A previously healthy 26-year-old woman was hospitalized for melena. She denied prior episodes of GI bleeding, fatigue, or dyspnea.
The patient was pale. Heart rate was 102 beats per minute, and blood pressure was 100/50 mm Hg. Hemoglobin level was 5 g/dL. Esophagogastroduodenoscopy showed 2 large submucosal tumors in antrum with central umbilication, 1 with active bleeding (A). The bleeding lesion was treated with an injection of epinephrine and normal saline (1:10,000) and placement of a ligating clip (B). Examination of biopsy specimens from the nonbleeding lesion revealed a spindle cell tumor that showed CD117 and CD34 expression, consistent with a GI stromal tumor (GIST).
Despite endoscopic therapy, severe bleeding recurred. The patient subsequently underwent hemigastrectomy. The resected stomach revealed 2 tumors between 2 and 2.5 cm, tumor-free margins, and no metastases. Results of histopathological studies confirmed the diagnosis and showed no predictors of malignancy. At 12-month follow-up, there was no evidence of recurrence.

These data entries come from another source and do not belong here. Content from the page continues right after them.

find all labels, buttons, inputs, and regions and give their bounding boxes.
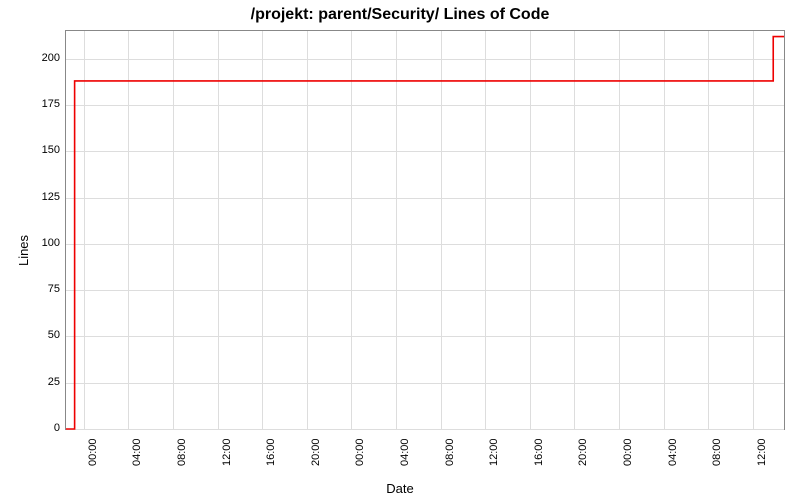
grid-h — [66, 429, 784, 430]
x-tick-label: 16:00 — [265, 438, 277, 466]
y-tick-label: 200 — [30, 52, 60, 64]
y-tick-label: 125 — [30, 191, 60, 203]
series-line — [66, 31, 784, 429]
x-tick-label: 00:00 — [87, 438, 99, 466]
x-tick-label: 12:00 — [756, 438, 768, 466]
x-tick-label: 04:00 — [399, 438, 411, 466]
y-tick-label: 175 — [30, 98, 60, 110]
x-tick-label: 12:00 — [488, 438, 500, 466]
x-tick-label: 00:00 — [622, 438, 634, 466]
y-tick-label: 75 — [30, 283, 60, 295]
x-tick-label: 20:00 — [577, 438, 589, 466]
y-tick-label: 25 — [30, 376, 60, 388]
x-tick-label: 16:00 — [533, 438, 545, 466]
y-tick-label: 100 — [30, 237, 60, 249]
y-tick-label: 50 — [30, 329, 60, 341]
chart-title: /projekt: parent/Security/ Lines of Code — [0, 6, 800, 24]
x-tick-label: 08:00 — [711, 438, 723, 466]
x-tick-label: 04:00 — [667, 438, 679, 466]
x-tick-label: 04:00 — [131, 438, 143, 466]
x-tick-label: 08:00 — [444, 438, 456, 466]
y-tick-label: 150 — [30, 144, 60, 156]
plot-area — [65, 30, 785, 430]
x-tick-label: 08:00 — [176, 438, 188, 466]
series-path — [66, 37, 784, 429]
x-axis-label: Date — [0, 481, 800, 496]
x-tick-label: 20:00 — [310, 438, 322, 466]
x-tick-label: 00:00 — [354, 438, 366, 466]
x-tick-label: 12:00 — [221, 438, 233, 466]
y-tick-label: 0 — [30, 422, 60, 434]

GISTs are mesenchymal tumors that arise from the GI wall, mesentery, omentum, or retroperitoneum.1 They differ from true leiomyomas, leiomyosarcomas, and other mesenchymal tumors of the GI tract by the expression of the c-kit proto-oncogene protein, a cell membrane receptor with tyrosine kinase activity, also known as CD117.1 In addition, GISTs frequently co-express CD34, a transmembrane glycoprotein found in mesenchymal cells. Therefore, immunohistochemical staining for CD34 and CD117 has become crucial for accurate diagnosis.
GISTs are most often found in patients in their 60s; however, cases in younger persons have been reported. Most GISTs are located in the stomach (60% to 70%) or are confined to the small intestine (20% to 30%); up to 30% of GISTs are malignant.2 Standard histopathological features that confirm malignant behavior are lacking. Malignancy is defined by metastasis to omentum, mesentery, or peritoneal adjacent organs; recurrence after surgical resection; or metastasis to extra-intestinal organs (liver, lungs) or the abdominal wall.
In tumors that present without metastasis, pathological factors that have been used to determine malignancy include mitotic activity, nuclear pleomorphism, degree of cellularity, nuclear to cytoplasmic ratio, tumor size, mucosal invasion, ulceration, and tumor necrosis. Of these, both mitotic activity and tumor size are the most useful morphologic features in predicting malignant behavior.1,2
Tumor resection remains the primary treatment of all symptomatic GISTs and those suspected of being malignant or potentially malignant. Standard chemotherapy and radiotherapy have not been effective for patients with metastatic or unresectable GIST. The use of imatinib mesylate may be effective for some patients with malignant GIST.1
1. Davila RE, Faigel DO. GI stromal tumors. Gastrointest Endosc. 2003;58:80-88.
2. Miettinen M, Sarlomo-Rikala M, Lasota J. Gastrointestinal stromal tumors: recent advances in understanding of their biology. Hum Pathol. 1999;30:1213-1220.